Distilled water is not recommended unless specifically required, such as for a toucan. On the one hand, distilled water is an excellent cleanser and detoxifier, if used in the short term. When used for a long period of time, it can deplete the body.

What is not included in parrot food

A parrot cannot be fed unhealthy foods and any foods high in fat, salt or sugar.

Some experts are worried about peanuts in the shell because it can be infected with Aspergillus, which can cause respiratory infections and also produce toxin (aflatoxin, a powerful carcinogen).

Avocados, including guacamole, are deadly for some birds

Parrots should not be given:

  1. Alcohol. Like humans, alcohol causes liver disease and can be toxic to death.
  2. Avocados, including guacamole, are deadly for some birds.
  3. Chocolate is toxic to many animals, including birds.
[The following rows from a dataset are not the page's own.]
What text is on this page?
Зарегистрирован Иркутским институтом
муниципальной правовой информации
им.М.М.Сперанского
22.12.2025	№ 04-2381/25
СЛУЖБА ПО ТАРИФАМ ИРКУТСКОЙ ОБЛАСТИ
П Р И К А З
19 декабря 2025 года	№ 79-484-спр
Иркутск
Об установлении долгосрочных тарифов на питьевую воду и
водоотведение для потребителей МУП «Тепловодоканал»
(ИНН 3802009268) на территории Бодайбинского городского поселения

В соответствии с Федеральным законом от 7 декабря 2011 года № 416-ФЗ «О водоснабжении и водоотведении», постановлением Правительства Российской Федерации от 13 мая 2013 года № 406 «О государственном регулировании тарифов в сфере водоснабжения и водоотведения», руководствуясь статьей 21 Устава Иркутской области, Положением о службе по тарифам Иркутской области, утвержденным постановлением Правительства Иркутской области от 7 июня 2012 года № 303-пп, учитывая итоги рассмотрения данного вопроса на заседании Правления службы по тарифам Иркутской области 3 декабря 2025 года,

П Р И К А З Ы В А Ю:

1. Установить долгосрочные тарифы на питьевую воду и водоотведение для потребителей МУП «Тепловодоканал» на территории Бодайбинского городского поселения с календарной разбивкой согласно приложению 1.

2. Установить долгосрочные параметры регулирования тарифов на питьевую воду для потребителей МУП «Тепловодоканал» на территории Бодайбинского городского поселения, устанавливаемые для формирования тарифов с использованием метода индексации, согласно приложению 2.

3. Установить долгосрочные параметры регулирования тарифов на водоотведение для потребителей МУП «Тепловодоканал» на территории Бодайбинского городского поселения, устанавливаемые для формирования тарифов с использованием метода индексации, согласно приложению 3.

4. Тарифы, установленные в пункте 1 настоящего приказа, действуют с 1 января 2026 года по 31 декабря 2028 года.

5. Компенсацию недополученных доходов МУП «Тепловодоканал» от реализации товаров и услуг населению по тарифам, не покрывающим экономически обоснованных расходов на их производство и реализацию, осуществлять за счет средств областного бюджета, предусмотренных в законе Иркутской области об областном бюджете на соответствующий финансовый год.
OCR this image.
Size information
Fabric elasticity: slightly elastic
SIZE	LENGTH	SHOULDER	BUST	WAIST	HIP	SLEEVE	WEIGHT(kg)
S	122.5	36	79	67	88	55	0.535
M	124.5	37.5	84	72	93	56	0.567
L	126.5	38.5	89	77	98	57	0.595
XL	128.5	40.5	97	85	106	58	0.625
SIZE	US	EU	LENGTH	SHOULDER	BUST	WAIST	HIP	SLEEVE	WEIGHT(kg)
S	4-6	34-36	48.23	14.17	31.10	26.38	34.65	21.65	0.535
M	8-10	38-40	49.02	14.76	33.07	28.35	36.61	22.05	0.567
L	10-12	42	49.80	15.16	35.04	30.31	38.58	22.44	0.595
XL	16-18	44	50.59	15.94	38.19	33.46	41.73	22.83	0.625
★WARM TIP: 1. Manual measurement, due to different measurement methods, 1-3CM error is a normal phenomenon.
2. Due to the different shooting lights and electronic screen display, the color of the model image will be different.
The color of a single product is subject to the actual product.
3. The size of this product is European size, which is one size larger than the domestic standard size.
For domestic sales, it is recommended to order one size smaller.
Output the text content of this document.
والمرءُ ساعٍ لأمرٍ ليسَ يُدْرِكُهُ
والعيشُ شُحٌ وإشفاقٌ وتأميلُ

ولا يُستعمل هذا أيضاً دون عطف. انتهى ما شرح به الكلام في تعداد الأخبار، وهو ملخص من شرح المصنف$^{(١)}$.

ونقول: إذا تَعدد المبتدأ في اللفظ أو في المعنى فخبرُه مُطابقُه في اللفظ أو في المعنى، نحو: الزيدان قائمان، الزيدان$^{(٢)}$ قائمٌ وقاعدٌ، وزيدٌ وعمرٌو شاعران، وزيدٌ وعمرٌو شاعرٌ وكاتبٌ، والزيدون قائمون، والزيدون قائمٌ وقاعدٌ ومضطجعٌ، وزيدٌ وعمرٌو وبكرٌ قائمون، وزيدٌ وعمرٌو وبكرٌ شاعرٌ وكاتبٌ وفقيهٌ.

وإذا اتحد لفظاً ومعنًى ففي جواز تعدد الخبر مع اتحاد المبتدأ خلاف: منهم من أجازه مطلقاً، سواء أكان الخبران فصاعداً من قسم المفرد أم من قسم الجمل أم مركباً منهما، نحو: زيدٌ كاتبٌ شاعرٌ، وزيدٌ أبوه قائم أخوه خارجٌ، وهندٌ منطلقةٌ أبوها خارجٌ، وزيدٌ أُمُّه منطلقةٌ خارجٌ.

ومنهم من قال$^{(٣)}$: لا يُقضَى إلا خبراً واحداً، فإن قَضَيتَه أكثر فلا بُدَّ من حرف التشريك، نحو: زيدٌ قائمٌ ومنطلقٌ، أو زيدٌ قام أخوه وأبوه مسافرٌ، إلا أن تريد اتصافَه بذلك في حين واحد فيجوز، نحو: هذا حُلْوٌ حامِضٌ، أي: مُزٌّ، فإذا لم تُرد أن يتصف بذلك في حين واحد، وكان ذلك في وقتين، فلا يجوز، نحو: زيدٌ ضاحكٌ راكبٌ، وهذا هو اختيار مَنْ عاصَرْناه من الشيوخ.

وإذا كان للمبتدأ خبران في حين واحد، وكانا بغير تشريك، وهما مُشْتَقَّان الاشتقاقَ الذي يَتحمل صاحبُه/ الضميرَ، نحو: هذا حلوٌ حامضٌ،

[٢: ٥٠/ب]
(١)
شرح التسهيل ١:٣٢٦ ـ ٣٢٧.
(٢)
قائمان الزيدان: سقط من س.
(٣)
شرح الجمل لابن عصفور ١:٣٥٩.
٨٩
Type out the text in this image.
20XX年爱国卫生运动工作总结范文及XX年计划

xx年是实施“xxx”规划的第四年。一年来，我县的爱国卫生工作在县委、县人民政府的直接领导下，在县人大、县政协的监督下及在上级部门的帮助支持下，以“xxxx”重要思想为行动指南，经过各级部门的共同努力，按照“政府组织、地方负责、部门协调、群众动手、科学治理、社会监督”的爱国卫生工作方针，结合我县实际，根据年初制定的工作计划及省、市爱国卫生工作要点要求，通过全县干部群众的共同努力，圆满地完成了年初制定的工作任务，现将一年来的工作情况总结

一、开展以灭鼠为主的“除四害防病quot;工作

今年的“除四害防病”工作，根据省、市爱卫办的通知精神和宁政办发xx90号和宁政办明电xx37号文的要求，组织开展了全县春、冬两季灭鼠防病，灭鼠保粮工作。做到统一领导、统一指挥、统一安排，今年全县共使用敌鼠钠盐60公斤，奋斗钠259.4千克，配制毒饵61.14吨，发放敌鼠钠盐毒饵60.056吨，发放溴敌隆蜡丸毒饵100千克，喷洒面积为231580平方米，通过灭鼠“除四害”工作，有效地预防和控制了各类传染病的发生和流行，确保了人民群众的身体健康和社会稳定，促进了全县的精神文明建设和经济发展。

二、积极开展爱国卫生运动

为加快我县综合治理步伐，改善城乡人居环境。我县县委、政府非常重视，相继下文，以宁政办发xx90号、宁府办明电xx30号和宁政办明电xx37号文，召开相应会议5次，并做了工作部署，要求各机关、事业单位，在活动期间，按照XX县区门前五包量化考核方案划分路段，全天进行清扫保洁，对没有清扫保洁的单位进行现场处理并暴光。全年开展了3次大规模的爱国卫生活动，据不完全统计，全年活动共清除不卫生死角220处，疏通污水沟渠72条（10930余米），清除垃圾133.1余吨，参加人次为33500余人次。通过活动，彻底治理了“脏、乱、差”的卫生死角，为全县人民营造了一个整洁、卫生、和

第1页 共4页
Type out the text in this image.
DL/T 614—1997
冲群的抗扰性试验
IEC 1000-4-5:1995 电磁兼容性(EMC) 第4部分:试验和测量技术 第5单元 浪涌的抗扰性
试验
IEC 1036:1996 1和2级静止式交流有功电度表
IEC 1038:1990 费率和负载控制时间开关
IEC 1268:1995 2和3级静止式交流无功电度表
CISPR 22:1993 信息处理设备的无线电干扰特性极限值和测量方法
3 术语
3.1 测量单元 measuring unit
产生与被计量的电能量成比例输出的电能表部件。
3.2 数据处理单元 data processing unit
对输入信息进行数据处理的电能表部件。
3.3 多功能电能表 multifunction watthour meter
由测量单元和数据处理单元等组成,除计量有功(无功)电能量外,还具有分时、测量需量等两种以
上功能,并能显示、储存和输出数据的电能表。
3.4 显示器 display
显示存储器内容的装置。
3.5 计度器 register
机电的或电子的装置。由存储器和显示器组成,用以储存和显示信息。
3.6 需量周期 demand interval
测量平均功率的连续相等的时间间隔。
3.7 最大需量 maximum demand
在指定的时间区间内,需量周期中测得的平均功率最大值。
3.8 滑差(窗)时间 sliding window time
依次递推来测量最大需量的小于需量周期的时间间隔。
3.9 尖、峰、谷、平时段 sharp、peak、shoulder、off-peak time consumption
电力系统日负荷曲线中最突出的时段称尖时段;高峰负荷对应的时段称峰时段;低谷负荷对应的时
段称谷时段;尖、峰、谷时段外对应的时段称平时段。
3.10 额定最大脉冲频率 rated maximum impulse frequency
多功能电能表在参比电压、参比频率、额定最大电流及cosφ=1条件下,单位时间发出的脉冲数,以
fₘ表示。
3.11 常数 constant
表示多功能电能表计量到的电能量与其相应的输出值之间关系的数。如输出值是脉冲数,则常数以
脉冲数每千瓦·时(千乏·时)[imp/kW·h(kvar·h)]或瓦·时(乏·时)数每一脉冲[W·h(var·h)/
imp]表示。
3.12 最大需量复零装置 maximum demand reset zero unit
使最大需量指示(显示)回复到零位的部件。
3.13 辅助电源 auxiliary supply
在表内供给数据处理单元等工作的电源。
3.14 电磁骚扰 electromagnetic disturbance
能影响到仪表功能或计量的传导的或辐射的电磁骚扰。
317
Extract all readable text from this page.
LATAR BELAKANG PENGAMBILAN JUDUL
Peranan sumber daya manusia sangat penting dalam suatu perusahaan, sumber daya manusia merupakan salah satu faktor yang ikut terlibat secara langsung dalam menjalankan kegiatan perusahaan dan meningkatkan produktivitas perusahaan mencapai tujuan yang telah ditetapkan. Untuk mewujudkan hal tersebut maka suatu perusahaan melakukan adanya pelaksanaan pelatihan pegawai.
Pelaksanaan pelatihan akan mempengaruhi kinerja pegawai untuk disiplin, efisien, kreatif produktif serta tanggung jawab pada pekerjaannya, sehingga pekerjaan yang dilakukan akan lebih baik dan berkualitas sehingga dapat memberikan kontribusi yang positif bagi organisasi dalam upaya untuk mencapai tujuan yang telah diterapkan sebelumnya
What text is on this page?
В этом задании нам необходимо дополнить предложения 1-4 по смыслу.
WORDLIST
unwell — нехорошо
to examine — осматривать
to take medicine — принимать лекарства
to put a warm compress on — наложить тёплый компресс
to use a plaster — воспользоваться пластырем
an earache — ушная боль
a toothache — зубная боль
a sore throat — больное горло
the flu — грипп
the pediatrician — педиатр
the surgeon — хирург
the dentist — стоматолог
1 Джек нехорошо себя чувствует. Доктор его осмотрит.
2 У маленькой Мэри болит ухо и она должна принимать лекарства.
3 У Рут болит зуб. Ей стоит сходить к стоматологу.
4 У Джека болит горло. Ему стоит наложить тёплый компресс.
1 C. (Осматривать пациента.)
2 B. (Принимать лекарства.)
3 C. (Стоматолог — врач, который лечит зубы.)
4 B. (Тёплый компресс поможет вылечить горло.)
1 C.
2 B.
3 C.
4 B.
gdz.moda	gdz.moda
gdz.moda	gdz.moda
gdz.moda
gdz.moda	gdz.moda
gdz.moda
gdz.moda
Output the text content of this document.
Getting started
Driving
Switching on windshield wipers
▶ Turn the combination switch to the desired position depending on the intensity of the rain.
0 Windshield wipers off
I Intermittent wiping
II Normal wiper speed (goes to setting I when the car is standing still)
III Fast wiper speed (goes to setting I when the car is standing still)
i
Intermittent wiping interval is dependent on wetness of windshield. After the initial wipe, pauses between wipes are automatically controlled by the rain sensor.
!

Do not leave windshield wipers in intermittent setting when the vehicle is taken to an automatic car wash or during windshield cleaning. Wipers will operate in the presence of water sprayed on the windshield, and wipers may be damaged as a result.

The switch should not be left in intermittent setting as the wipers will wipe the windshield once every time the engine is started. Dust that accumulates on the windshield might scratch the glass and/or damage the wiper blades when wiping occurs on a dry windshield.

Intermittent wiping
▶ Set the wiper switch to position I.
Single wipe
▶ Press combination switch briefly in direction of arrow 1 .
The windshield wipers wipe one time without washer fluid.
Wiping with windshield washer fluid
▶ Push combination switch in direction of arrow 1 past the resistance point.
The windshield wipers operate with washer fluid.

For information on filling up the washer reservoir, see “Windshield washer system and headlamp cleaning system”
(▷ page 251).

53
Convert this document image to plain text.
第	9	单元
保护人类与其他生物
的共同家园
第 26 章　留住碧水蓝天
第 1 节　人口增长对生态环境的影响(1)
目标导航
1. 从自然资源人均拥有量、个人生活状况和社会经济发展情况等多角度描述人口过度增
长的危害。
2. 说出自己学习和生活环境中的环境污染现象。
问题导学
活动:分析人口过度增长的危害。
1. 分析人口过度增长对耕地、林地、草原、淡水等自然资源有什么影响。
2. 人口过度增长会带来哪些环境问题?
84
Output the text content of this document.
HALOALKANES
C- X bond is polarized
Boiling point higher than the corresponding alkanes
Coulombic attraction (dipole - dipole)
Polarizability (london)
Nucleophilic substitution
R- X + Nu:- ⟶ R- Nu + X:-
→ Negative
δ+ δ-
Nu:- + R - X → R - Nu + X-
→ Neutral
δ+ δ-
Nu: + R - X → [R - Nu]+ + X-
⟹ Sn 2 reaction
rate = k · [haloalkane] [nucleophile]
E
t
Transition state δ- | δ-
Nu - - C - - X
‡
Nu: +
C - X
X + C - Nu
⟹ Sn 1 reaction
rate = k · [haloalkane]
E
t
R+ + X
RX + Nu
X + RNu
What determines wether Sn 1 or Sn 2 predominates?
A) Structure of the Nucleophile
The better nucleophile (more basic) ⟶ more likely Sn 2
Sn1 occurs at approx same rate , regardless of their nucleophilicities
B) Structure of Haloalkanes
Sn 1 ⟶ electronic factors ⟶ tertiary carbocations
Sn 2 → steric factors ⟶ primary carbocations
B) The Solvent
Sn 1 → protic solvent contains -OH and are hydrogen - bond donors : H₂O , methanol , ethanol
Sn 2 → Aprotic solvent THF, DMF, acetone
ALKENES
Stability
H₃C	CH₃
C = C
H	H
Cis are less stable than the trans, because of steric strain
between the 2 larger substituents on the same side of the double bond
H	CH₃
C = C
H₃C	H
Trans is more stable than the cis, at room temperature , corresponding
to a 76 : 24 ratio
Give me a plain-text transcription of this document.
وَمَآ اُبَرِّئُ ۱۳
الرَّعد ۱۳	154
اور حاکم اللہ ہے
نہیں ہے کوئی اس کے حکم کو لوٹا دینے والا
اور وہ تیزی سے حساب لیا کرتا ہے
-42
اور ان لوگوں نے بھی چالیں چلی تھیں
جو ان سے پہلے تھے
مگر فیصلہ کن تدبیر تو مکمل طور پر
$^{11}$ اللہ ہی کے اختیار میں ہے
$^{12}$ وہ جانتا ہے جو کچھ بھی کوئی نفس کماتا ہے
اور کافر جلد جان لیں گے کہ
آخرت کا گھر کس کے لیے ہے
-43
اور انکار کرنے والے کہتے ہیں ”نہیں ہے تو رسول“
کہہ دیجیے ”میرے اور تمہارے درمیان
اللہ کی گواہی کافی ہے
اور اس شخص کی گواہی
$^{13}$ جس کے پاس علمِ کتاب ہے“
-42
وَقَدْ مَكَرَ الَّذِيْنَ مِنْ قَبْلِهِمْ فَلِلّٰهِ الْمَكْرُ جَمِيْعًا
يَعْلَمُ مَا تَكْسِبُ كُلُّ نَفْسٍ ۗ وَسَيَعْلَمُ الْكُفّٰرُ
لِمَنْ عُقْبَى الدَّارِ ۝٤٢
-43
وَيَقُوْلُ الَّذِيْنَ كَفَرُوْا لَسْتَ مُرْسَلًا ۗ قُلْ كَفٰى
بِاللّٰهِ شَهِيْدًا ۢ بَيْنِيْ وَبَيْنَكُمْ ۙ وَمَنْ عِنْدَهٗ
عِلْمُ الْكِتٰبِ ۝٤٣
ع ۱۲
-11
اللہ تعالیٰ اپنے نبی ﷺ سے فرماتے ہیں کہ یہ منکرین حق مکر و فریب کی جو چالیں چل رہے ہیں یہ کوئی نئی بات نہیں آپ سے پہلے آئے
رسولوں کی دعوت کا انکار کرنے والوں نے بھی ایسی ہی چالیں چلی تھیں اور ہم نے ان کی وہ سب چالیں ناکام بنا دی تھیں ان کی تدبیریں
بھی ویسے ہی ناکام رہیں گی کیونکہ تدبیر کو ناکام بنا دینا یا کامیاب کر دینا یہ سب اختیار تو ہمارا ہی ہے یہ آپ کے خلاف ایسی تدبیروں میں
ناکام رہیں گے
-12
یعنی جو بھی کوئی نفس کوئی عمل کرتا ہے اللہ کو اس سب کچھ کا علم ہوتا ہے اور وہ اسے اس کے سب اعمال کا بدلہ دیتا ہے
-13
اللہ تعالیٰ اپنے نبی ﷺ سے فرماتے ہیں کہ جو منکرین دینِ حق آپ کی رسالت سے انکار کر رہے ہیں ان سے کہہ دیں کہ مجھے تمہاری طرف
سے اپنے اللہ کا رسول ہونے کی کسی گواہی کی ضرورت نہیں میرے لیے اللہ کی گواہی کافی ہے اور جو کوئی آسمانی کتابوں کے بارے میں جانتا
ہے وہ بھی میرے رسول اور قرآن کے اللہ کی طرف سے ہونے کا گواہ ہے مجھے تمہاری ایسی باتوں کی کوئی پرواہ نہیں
Special needs of different kinds

Formulated diets for loris and lorikeet can be supplemented with fresh fruits and vegetables, including pomegranates, papaya, grapes, musk, mango, pineapple, figs, apples, kiwi, pears, sweet potatoes, carrots, broccoli, zucchini, peppers, dark leafy greens, such as cabbage and peas. Fresh vegetables and fruits can be chopped finely or even mashed. Sprouted seeds are also excellent food for loris and lorikeet. Some owners also feed them with edible flowers such as pansies, nasturtiums, hibiscus, marigolds and dandelions.

These parrots are a prime exception to the general advice on feeding parrots. In the wild, they feed mainly on nectar, and their captive diet should mimic a nectar-based diet.

Toucans, toucans and lanes need low-iron diets.